Another study evaluated the effectiveness of a six-week nordic walking training in patients with Parkinson’s disease. Results showed that this form of exercise improved functional performance, quality of gait and quality of life.
4. Boosts Heart Health
A systematic review published in the American Journal of Preventive Medicine, which involved the analysis of 1,800 patients, found that nordic walking has beneficial effects on resting heart rate and blood pressure compared to brisk walking. In addition, patients experienced improvements in oxygen consumption and other measures of quality of life, according to researchers.
5. Gets You Outdoors
One of the best things about nordic walking is that it gets you outdoors, exploring different terrains. You can walk in your neighborhood, on hiking trails, on ski mountains during the offseason and anywhere else that has a ground to walk on.

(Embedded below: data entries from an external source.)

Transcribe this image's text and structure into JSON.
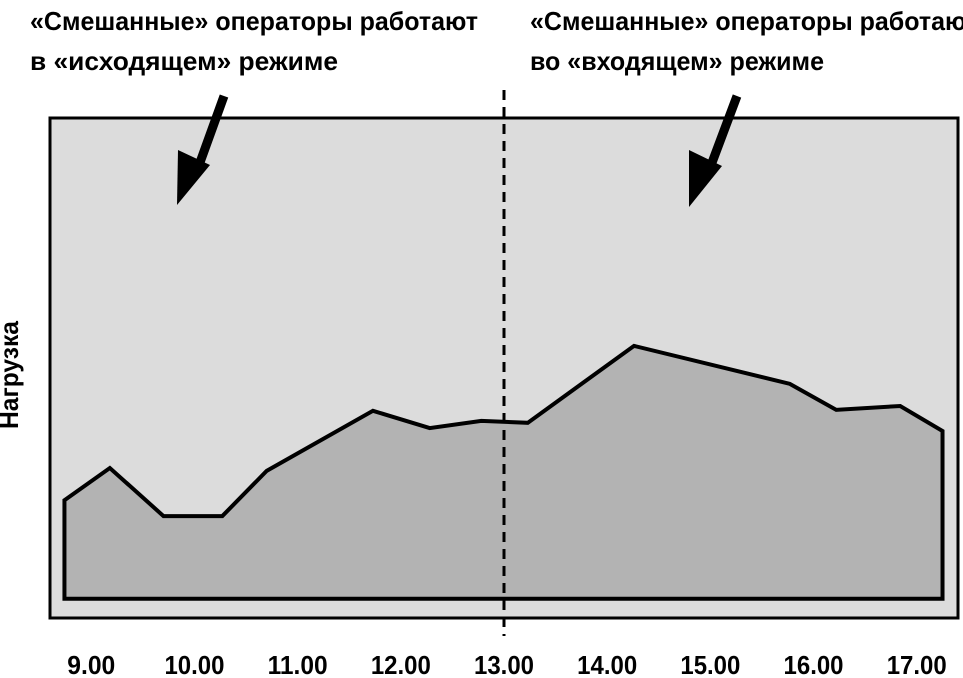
{
  "chart_data": {
    "type": "area",
    "ylabel": "Нагрузка",
    "annotations": [
      [
        "«Смешанные» операторы работают",
        "в «исходящем» режиме"
      ],
      [
        "«Смешанные» операторы работают",
        "во «входящем» режиме"
      ]
    ],
    "divider_x": 13,
    "x": [
      8.74,
      9.18,
      9.7,
      10.27,
      10.7,
      11.73,
      12.28,
      12.78,
      13.23,
      14.26,
      15.77,
      16.22,
      16.84,
      17.25
    ],
    "values": [
      20.5,
      27.2,
      17.2,
      17.2,
      26.6,
      39.1,
      35.5,
      37.0,
      36.6,
      52.6,
      44.7,
      39.3,
      40.1,
      34.9
    ],
    "color": "#b3b3b3",
    "background": "#dcdcdc",
    "xlim": [
      8.6,
      17.4
    ],
    "ylim": [
      -4,
      100
    ],
    "xticks": [
      {
        "value": 9,
        "label": "9.00"
      },
      {
        "value": 10,
        "label": "10.00"
      },
      {
        "value": 11,
        "label": "11.00"
      },
      {
        "value": 12,
        "label": "12.00"
      },
      {
        "value": 13,
        "label": "13.00"
      },
      {
        "value": 14,
        "label": "14.00"
      },
      {
        "value": 15,
        "label": "15.00"
      },
      {
        "value": 16,
        "label": "16.00"
      },
      {
        "value": 17,
        "label": "17.00"
      }
    ]
  }
}
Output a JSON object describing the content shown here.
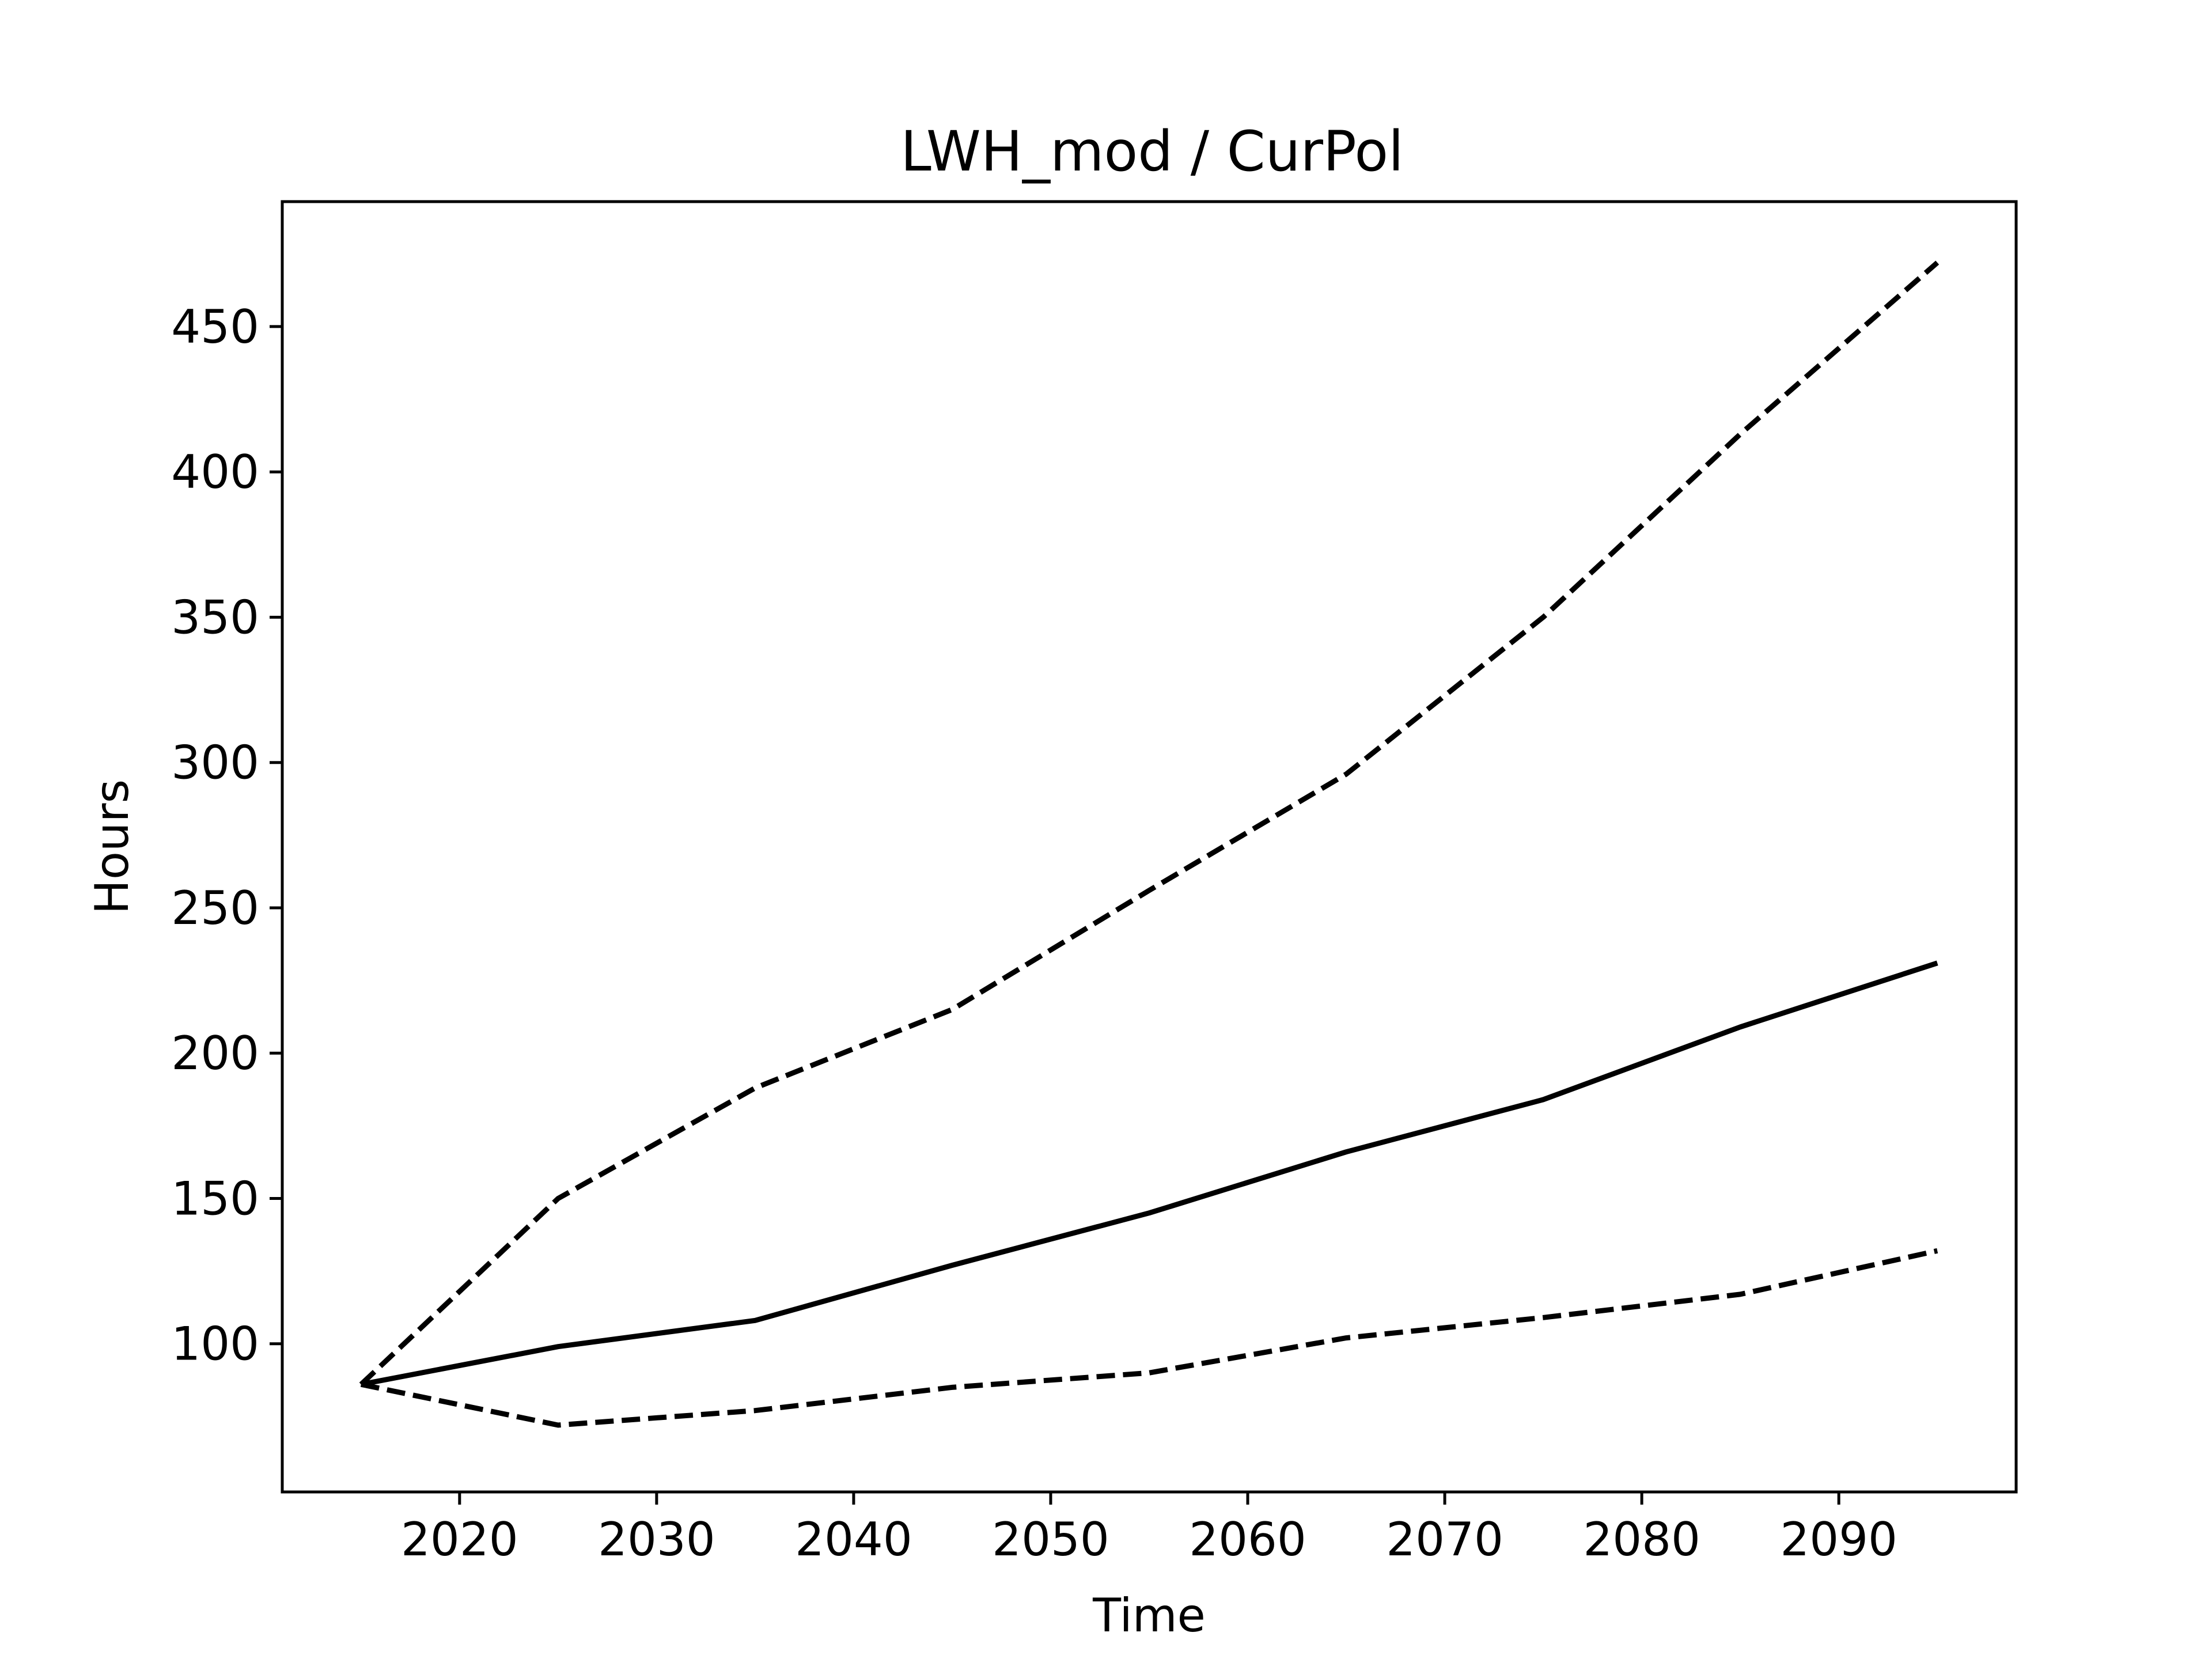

A systemic review published in the Journal of Sports Medicine and Physical Fitness indicates that performing outdoor physical activity bears social, psychological and physiological benefits. Researchers found that these benefits were apparent in youth and seniors in helping prevent several health conditions, including vitamin D deficiency, multiple sclerosis and osteoporosis.
There are a few types of poles available for nordic walking. Some nordic poles have gloves attached to the ends of the poles, which requires you to use your palms to control the poles rather than your fingers. There are also poles with straps and grips but no gloves.
Nordic poles comes with material and tip options. Aluminum and carbon fiber poles are popular because they are lighter and best for shock absorption.
Some poles have pointed tips that are best for unpaved trails, rubber tips (or “paws”) that are better for paved trails or sidewalks, and “baskets” that are added to the tips for walking in the snow.
There are even collapsible poles that can fit into a suitcase when you travel. What a great way to explore new trails while getting an even better workout.
How to Do It (Techniques)
It may take a few tries to get used to walking with poles and nailing down your preferred technique. Here are two types to try:
- Double poling: This technique involves placing both poles in front of you symmetrically and then pulling yourself forward as you walk. You take a couple of steps forward to meet your poles and then place them in front of you again.
- Single poling: This is how most people use their poles in cross-country skiing. You use one poll at a time, moving it up as you step with the opposite side’s foot. The pole and opposite foot move up at the same time, and as you get used to the rhythm, you increase your speed and intensity.
Once you’ve established your technique, you can play with the rhythm and try out different terrains. You can make this a high-intensity workout by poling at maximum effort for two to three minutes and then slowing down to recover.
Risks and Side Effects
If you’re new to nordic walking, start slow, and build up your momentum over time. Research what kind of poles are best for your desired terrain.
Once you get used to the rhythm, you can speed up your walk and arm motions. If you feel winded or dizzy while walking, cool down, and consult your health care provider if it continues.
- Nordic walking is waking with poles, just like cross-country skiing. It can be done on any terrain and is a popular form of exercise in Scandinavian areas.
- Compared to regular or brisk walking, using poles does a better job at burning calories, building upper body strength, boosting heart health and improving overall quality of life.
- Nordic walking is particularly popular among older adults because it improves stability, balance and overall strength.